Defending Democracy
Can (and Should) Democracy Defend Itself Against Anti-Democratic Parties?
Overview
⏱️Schedule: Doors 18:30 → Talk 19:00→ Q&A → Mingle
🌐Language: English
From “Trump 2.0” in the United States to Turkey, Israel, Hungary, and the AfD here in Germany, democracies are facing actors who use democratic rules to undermine democracy itself. Many of these actors come to power democratically and enjoy real popular support.
This isn’t a new problem, but it puts pressure on a powerful promise — especially in Germany — the promise of “never again.” What was that promise meant to protect, and how far should it go? Should democracies ban those who seek to destroy them from within, as “militant democracy” suggests, or try to include them in the hope of moderation?

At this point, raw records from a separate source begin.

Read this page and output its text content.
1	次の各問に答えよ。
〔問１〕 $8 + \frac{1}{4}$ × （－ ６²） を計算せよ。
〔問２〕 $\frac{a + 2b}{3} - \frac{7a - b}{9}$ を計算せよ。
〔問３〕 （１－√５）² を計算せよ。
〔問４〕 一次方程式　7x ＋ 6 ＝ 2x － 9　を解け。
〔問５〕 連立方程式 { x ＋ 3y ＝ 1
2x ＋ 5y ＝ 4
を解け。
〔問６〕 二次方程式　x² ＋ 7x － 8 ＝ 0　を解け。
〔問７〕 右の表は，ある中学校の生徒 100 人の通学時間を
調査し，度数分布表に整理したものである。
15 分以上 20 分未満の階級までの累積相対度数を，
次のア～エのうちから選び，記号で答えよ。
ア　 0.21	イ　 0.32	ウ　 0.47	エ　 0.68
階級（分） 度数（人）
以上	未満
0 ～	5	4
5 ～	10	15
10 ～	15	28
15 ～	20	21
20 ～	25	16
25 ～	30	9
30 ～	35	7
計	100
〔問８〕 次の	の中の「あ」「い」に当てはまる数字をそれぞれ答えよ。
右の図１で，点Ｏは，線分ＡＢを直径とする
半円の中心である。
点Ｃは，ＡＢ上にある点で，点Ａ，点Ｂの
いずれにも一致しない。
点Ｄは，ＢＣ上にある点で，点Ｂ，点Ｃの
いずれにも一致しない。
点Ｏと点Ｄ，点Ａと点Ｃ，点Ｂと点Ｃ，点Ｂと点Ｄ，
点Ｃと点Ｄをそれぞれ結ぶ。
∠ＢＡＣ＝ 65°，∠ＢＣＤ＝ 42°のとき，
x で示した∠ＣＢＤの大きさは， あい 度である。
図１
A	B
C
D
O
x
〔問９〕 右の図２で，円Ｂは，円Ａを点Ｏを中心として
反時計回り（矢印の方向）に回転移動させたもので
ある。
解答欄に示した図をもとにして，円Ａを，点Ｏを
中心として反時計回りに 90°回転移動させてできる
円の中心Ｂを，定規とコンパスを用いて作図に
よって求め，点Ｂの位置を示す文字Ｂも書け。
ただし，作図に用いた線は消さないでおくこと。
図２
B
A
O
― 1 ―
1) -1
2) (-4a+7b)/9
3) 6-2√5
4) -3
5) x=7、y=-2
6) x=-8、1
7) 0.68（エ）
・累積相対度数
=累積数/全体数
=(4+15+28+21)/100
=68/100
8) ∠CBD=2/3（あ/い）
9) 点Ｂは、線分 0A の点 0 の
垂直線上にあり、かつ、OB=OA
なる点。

In this talk, we’ll explore five big questions:
What do democracies around the world usually do when they face anti-democratic actors — ban them, tolerate them, or try to contain them?
What, if anything, justifies banning anti-democratic actors? And does banning “enemies” risk making us less democratic ourselves?
Who actually counts as anti-democratic — and who gets to decide?
What are the promises and dangers of militant democracy? Can it be abused in practice, and can we design a democracy that protects itself without creating new risks?
What role do citizens actually play in democratic defense? (Hint: it’s more than posting stickers in Berlin bar bathrooms)
We’ll draw on examples from around the world and touch on law, politics, history, and ethics. This is not a lawyerly lecture or a pundit monologue — it’s a conversation among citizens, across the political spectrum, thinking together about what democracy means and how we want it defended.
Speaker
Ahmed Elbasyouny
PhD Fellow | Center for Constitutional Democracy at Indiana University Maurer School of Law
Ahmed Elbasyouny is a PhD Fellow at the Center for Constitutional Democracy at Indiana University Maurer School of Law. In Berlin, he is currently a Visiting Fellow at RefLex at Humboldt University’s Faculty of Law, where he works on democratic defense. Ahmed is obsessed with democratizing democracy — and making it everyone’s business.